Pero yo ignoré la orden de mi señor y con pies pesados por la reticencia, con el caminar incierto de un condenado, empecé a descender a aquel matadero humano.

He visto algunos espectáculos, he visto tal vez más horrores de los que suelen corresponder a un alma de paso por este mundo, pero aquél fue uno de los más sobrecogedores. Incluso en estos días, con la mente encallecida, viejo y estragado como estoy, y recogido a salvo en Westbury, apenas me atrevo a rememorar la visita a aquel piso bajo.

Sin embargo, así debo hacerlo: se lo debo a Ruth. Es una deuda que tengo que pagar.

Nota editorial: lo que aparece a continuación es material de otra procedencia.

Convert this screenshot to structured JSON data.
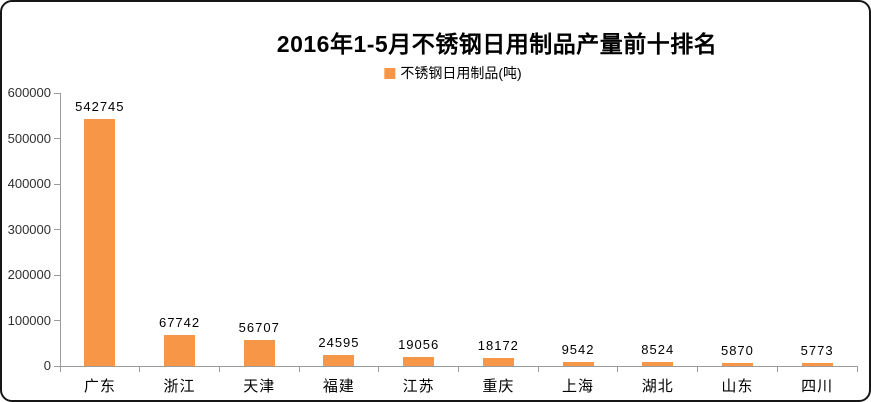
{
  "frame": {
    "background": "#FFFFFF",
    "border_color": "#161616"
  },
  "chart_data": {
    "type": "bar",
    "title": "2016年1-5月不锈钢日用制品产量前十排名",
    "legend": "不锈钢日用制品(吨)",
    "legend_position": "top-center",
    "categories": [
      "广东",
      "浙江",
      "天津",
      "福建",
      "江苏",
      "重庆",
      "上海",
      "湖北",
      "山东",
      "四川"
    ],
    "values": [
      542745,
      67742,
      56707,
      24595,
      19056,
      18172,
      9542,
      8524,
      5870,
      5773
    ],
    "xlabel": "",
    "ylabel": "",
    "ylim": [
      0,
      600000
    ],
    "y_ticks": [
      0,
      100000,
      200000,
      300000,
      400000,
      500000,
      600000
    ],
    "grid": false,
    "bar_color": "#F79646",
    "axis_color": "#9B9B9B",
    "text_color": "#000000"
  }
}
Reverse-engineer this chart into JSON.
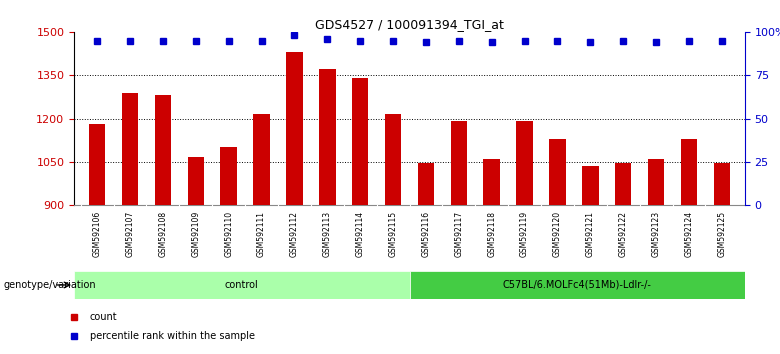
{
  "title": "GDS4527 / 100091394_TGI_at",
  "samples": [
    "GSM592106",
    "GSM592107",
    "GSM592108",
    "GSM592109",
    "GSM592110",
    "GSM592111",
    "GSM592112",
    "GSM592113",
    "GSM592114",
    "GSM592115",
    "GSM592116",
    "GSM592117",
    "GSM592118",
    "GSM592119",
    "GSM592120",
    "GSM592121",
    "GSM592122",
    "GSM592123",
    "GSM592124",
    "GSM592125"
  ],
  "counts": [
    1182,
    1290,
    1280,
    1068,
    1100,
    1215,
    1430,
    1370,
    1340,
    1215,
    1045,
    1190,
    1060,
    1190,
    1130,
    1035,
    1048,
    1060,
    1130,
    1048
  ],
  "percentile_ranks": [
    95,
    95,
    95,
    95,
    95,
    95,
    98,
    96,
    95,
    95,
    94,
    95,
    94,
    95,
    95,
    94,
    95,
    94,
    95,
    95
  ],
  "bar_color": "#cc0000",
  "dot_color": "#0000cc",
  "ylim_left": [
    900,
    1500
  ],
  "ylim_right": [
    0,
    100
  ],
  "yticks_left": [
    900,
    1050,
    1200,
    1350,
    1500
  ],
  "yticks_right": [
    0,
    25,
    50,
    75,
    100
  ],
  "ytick_labels_right": [
    "0",
    "25",
    "50",
    "75",
    "100%"
  ],
  "groups": [
    {
      "label": "control",
      "start": 0,
      "end": 10,
      "color": "#aaffaa"
    },
    {
      "label": "C57BL/6.MOLFc4(51Mb)-Ldlr-/-",
      "start": 10,
      "end": 20,
      "color": "#44cc44"
    }
  ],
  "genotype_label": "genotype/variation",
  "legend_count_label": "count",
  "legend_pct_label": "percentile rank within the sample",
  "bg_color": "#ffffff",
  "grid_color": "#000000",
  "tick_label_color_left": "#cc0000",
  "tick_label_color_right": "#0000cc",
  "bar_width": 0.5,
  "xticklabel_bg": "#cccccc",
  "n_control": 10
}
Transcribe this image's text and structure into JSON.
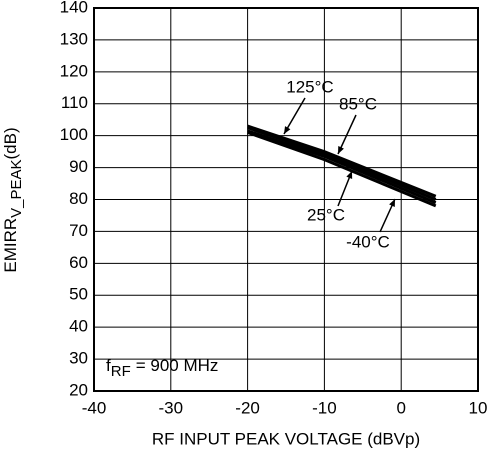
{
  "chart_data": {
    "type": "line",
    "xlabel": "RF INPUT PEAK VOLTAGE (dBVp)",
    "ylabel_parts": [
      "EMIRR",
      "V_PEAK",
      "(dB)"
    ],
    "annotation_parts": [
      "f",
      "RF",
      "= 900 MHz"
    ],
    "xlim": [
      -40,
      10
    ],
    "xticks": [
      -40,
      -30,
      -20,
      -10,
      0,
      10
    ],
    "ylim": [
      20,
      140
    ],
    "yticks": [
      20,
      30,
      40,
      50,
      60,
      70,
      80,
      90,
      100,
      110,
      120,
      130,
      140
    ],
    "grid": true,
    "series": [
      {
        "name": "125°C",
        "color": "#000000",
        "x": [
          -20,
          -10,
          4.5
        ],
        "values": [
          103,
          95,
          81
        ]
      },
      {
        "name": "85°C",
        "color": "#000000",
        "x": [
          -20,
          -10,
          4.5
        ],
        "values": [
          102.5,
          94.3,
          80
        ]
      },
      {
        "name": "25°C",
        "color": "#000000",
        "x": [
          -20,
          -10,
          4.5
        ],
        "values": [
          101.5,
          93.5,
          79
        ]
      },
      {
        "name": "-40°C",
        "color": "#000000",
        "x": [
          -20,
          -10,
          4.5
        ],
        "values": [
          101,
          92.5,
          78
        ]
      }
    ]
  }
}
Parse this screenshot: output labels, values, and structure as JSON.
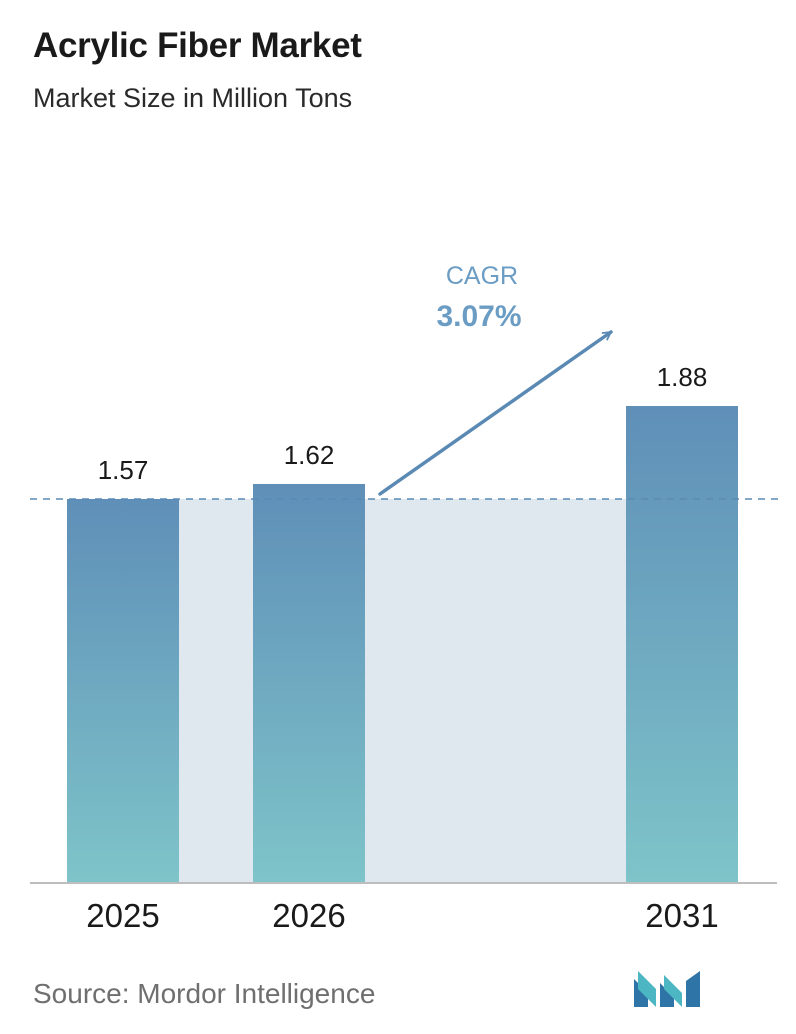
{
  "header": {
    "title": "Acrylic Fiber Market",
    "subtitle": "Market Size in Million Tons"
  },
  "chart_data": {
    "type": "bar",
    "categories": [
      "2025",
      "2026",
      "2031"
    ],
    "values": [
      1.57,
      1.62,
      1.88
    ],
    "value_labels": [
      "1.57",
      "1.62",
      "1.88"
    ],
    "title": "Acrylic Fiber Market",
    "subtitle": "Market Size in Million Tons",
    "xlabel": "",
    "ylabel": "",
    "grid": false,
    "reference_line": 1.57,
    "annotation": {
      "label": "CAGR",
      "value": "3.07%"
    },
    "colors": {
      "bar_top": "#5f8fb8",
      "bar_bottom": "#7ec4c9",
      "band": "#dfe7ef",
      "arrow": "#5a8ab4",
      "cagr_label": "#6a9cc4",
      "axis": "#bdbdbd"
    }
  },
  "footer": {
    "source": "Source:  Mordor Intelligence",
    "logo_icon": "mordor-intelligence-logo-icon"
  }
}
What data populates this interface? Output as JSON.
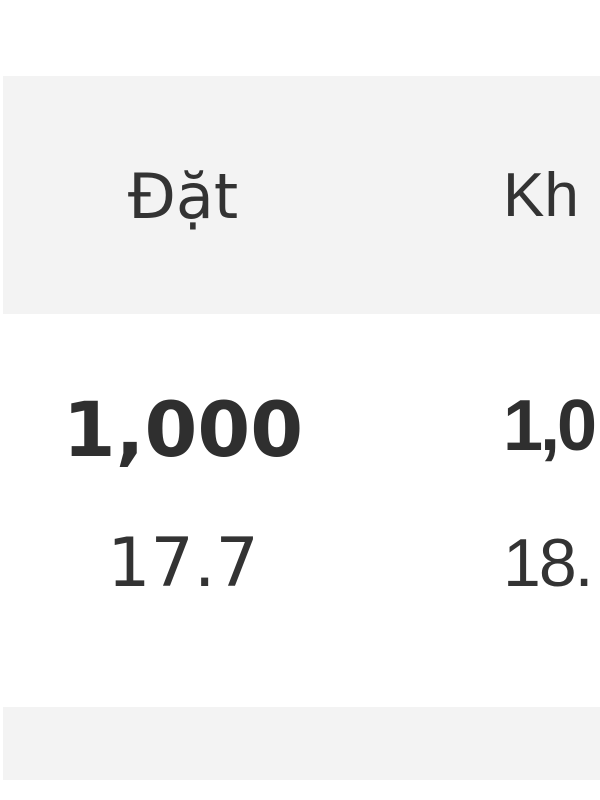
{
  "table": {
    "columns": [
      {
        "header": "Đặt",
        "value": "1,000",
        "subvalue": "17.7"
      },
      {
        "header": "Kh",
        "value": "1,0",
        "subvalue": "18."
      }
    ]
  }
}
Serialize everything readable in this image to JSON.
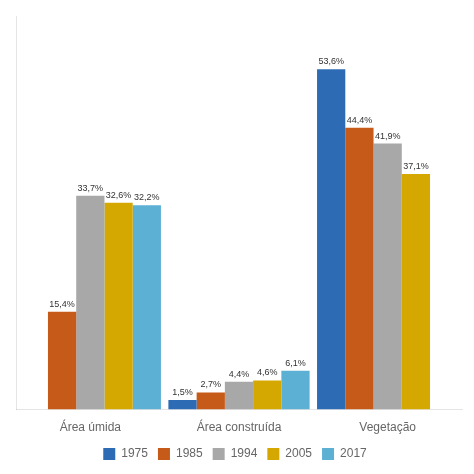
{
  "chart_data": {
    "type": "bar",
    "categories": [
      "Área úmida",
      "Área construída",
      "Vegetação"
    ],
    "series": [
      {
        "name": "1975",
        "color": "#2E6BB5",
        "values": [
          null,
          1.5,
          53.6
        ],
        "value_labels": [
          null,
          "1,5%",
          "53,6%"
        ]
      },
      {
        "name": "1985",
        "color": "#C65A18",
        "values": [
          15.4,
          2.7,
          44.4
        ],
        "value_labels": [
          "15,4%",
          "2,7%",
          "44,4%"
        ]
      },
      {
        "name": "1994",
        "color": "#A8A8A8",
        "values": [
          33.7,
          4.4,
          41.9
        ],
        "value_labels": [
          "33,7%",
          "4,4%",
          "41,9%"
        ]
      },
      {
        "name": "2005",
        "color": "#D4A800",
        "values": [
          32.6,
          4.6,
          37.1
        ],
        "value_labels": [
          "32,6%",
          "4,6%",
          "37,1%"
        ]
      },
      {
        "name": "2017",
        "color": "#5BB0D4",
        "values": [
          32.2,
          6.1,
          null
        ],
        "value_labels": [
          "32,2%",
          "6,1%",
          null
        ]
      }
    ],
    "ylim": [
      0,
      62
    ],
    "grid": false,
    "legend": "bottom",
    "data_labels": true,
    "tick_labels": "x"
  }
}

Después del ruido, del aullido animal que expresaba un dolor inimaginable, la primera sensación que me asaltó fue el olor: mucho antes de bajar los últimos peldaños de la escalera de caracol, el olor de la sangre se me había pegado a la garganta, acerado, cálido y desagradablemente dulce. Al mirar aquella sala cuadrada, vi que el suelo de tierra se había convertido en un lago carmesí cuya superficie trémula reflejaba las luces de las antorchas. Y en aquel enorme charco de sangre yacían docenas, veintenas de cuerpos; encogidos como niños, con manos y dedos engarriados en las gargantas como en un último intento por retener aquel fluido vital que empapaba sus cabellos y bañaba con su flujo los rostros sin vida y los ojos fijos y vacíos. Algunos hombres estaban aún de pie y parecían mareados, aterrorizados por lo que habían hecho; otros, de rodillas, lloraban y acariciaban la cara salpicada de rojo de la esposa o el hijo amados. Y en el centro de la sala estaba Reuben con los ojos desorbitados de un loco, el brazo izquierdo aferrando a su hija, mi dulce Ruth, y una daga de acero reluciente en la mano derecha.